Who benefits from the West hobbling its economy in a
precipitous rush to head off a crisis that is a media beat-up? Not the West
itself. Not any country that is integrated into the global economy and earns it
living selling us stuff; or that aspires to such a position. Not the poorer Third
World, whose restive urban populations need cheap food from the fossil-fuel-dependent
farms of the West. No, only a country that is poorly integrated with the global
economy, with long-term ambitions to autarky, that knows it is at a competitive
disadvantage and needs time to catch up, could benefit from ill-thought out climate
change action by the West. Did I mention it is a major supplier of a fuel that can
give a large immediate impact on
reducing greenhouse emissions by replacing
coal? And there’s this. I would be willing to bet that Russian involvement in
the
anti-fracking movement is deeper and broader than anyone imagines.

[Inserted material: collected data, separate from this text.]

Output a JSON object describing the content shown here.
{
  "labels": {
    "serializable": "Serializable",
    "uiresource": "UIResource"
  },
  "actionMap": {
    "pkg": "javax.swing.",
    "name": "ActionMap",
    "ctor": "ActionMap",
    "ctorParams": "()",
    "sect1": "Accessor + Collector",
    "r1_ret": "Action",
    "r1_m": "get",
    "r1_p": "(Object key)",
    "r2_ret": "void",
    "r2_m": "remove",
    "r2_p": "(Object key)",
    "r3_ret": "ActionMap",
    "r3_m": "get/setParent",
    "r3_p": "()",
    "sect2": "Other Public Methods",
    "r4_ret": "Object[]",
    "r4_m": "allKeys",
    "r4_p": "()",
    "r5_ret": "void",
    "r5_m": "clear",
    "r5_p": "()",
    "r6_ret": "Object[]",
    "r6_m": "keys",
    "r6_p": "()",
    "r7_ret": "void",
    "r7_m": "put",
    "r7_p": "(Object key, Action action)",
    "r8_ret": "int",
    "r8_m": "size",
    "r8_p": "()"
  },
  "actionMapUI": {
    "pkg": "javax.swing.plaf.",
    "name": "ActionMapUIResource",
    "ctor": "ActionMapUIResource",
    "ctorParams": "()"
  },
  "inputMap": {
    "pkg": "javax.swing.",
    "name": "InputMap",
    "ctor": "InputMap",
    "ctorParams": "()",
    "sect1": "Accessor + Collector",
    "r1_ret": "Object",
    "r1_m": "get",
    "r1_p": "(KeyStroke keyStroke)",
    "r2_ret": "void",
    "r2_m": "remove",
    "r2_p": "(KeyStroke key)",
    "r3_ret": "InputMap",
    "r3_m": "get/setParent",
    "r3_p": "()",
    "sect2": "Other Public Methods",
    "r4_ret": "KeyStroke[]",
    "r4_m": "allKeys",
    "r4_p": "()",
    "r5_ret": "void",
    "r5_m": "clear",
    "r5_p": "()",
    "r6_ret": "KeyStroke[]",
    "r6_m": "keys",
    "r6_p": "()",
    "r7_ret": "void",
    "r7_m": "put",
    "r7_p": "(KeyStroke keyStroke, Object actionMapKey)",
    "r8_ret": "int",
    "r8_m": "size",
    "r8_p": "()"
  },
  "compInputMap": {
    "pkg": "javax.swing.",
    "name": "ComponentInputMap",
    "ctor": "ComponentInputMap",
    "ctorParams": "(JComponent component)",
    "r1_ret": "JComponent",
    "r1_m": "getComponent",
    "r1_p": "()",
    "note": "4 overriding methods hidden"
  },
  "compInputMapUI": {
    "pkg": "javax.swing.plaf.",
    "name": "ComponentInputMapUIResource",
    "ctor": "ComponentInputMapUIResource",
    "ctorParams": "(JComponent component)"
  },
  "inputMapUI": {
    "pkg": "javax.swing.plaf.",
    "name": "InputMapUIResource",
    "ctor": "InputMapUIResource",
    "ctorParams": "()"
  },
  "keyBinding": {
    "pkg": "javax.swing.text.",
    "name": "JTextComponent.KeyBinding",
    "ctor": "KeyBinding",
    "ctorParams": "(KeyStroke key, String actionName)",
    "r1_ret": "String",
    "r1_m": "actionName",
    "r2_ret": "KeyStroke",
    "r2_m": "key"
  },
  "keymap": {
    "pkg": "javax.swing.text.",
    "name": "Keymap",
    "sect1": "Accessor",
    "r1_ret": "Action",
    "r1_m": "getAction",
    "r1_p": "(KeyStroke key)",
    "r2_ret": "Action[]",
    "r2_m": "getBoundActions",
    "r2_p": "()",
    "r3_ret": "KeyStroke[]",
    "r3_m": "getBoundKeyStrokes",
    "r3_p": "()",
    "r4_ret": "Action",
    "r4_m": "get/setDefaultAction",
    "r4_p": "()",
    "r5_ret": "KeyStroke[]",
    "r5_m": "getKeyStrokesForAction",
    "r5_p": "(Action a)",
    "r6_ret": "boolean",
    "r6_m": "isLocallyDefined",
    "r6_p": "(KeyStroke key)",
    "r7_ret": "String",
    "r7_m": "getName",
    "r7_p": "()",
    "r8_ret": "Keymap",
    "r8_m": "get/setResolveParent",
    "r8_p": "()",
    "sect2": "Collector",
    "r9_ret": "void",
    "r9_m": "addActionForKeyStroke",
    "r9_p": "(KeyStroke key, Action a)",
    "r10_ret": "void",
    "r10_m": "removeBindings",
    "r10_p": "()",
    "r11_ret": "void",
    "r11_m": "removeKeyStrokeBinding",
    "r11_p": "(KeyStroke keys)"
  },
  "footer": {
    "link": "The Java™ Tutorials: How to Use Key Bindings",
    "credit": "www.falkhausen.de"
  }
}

Again, this is just a theory. Please don’t send anyone
around to put polonium in my coffee.
Exhibit C: Assassination
of Mahmoud Al-Mabhouh
You might recall the
assassination of a top Hamas official
in Dubai in 2010, attributed to Mossad. It was carried out by a ridiculously
large number of agents, all travelling on forged Western passports. The faces
of the assassins were captured on camera; the details of their forged passports
were recorded; the whole operation seemed rather amateurish.
Yet none of the assassins has ever been
identified publicly. It struck me as strange that all the passports used were
from European countries or Australia and all the agents could pass for Western
Europeans or Australians, when there are many more people in the pool of
potential Mossad agents who are fluent speakers of Arabic and Russian than of
Western European languages, and could pass for nationals of those countries who
are common travellers in the UAE: but this may well be because the passports
are all from countries that
don’t need visas to enter the UAE (and Russia and
the Arab countries aren’t).
But, why haven’t any of these people been identified? Israel
is a fairly open society with a population about the same as New South Wales.
There is a free press. There is a big Israeli emigre population all over the
world. How come nobody has come out in London or Berkeley and given an
interview to one of the many rabidly anti-Zionist papers out there, saying ‘I
recognise that guy, that’s X, we used to play volleyball together in high
school in Petah Tikvah’? Where are all the acquaintances of these 11 suspects? I
don’t understand. And I think, where are you going to find 11 educated white
people who don’t have any acquaintances who are going to show up in the Western
media? Russia, that’s where I think. And maybe Western European and Australian
passports were just to avoid having to get a visa, and Mossad didn’t mind
limiting their pool of potential agents in this way; or maybe instead, someone
with a background in byzantine spycraft wanted to pin the blame for the
assassination of Mahmoud Al-Mabhouh on Israel, and at the same time sow trouble
between Israel and its near-allies in the West. Two birds with one stone: get
rid of a Hamas loose cannon who is about to (f’rinstance) spill the beans on
the extent of Russian involvement in the Iranian nuclear program, and cause
trouble for Israel.
Just a wacky conspiracy theory, again. If true, an amazingly
successful piece of FSB disinformation. I am in awe. But I don’t have any
evidence, so there’s no need to hunt me down. Thanks!
Parenthetically consider this: A weak and disorderly Middle-East
is good for Russia. A demonised Israel is a good way to ensure a weak and
disorderly Middle East. The
first intifada stopped about the time the Soviet
Union collapsed.
The
Al-Aqsa intifada
started up in 2000, shortly after Putin came to power.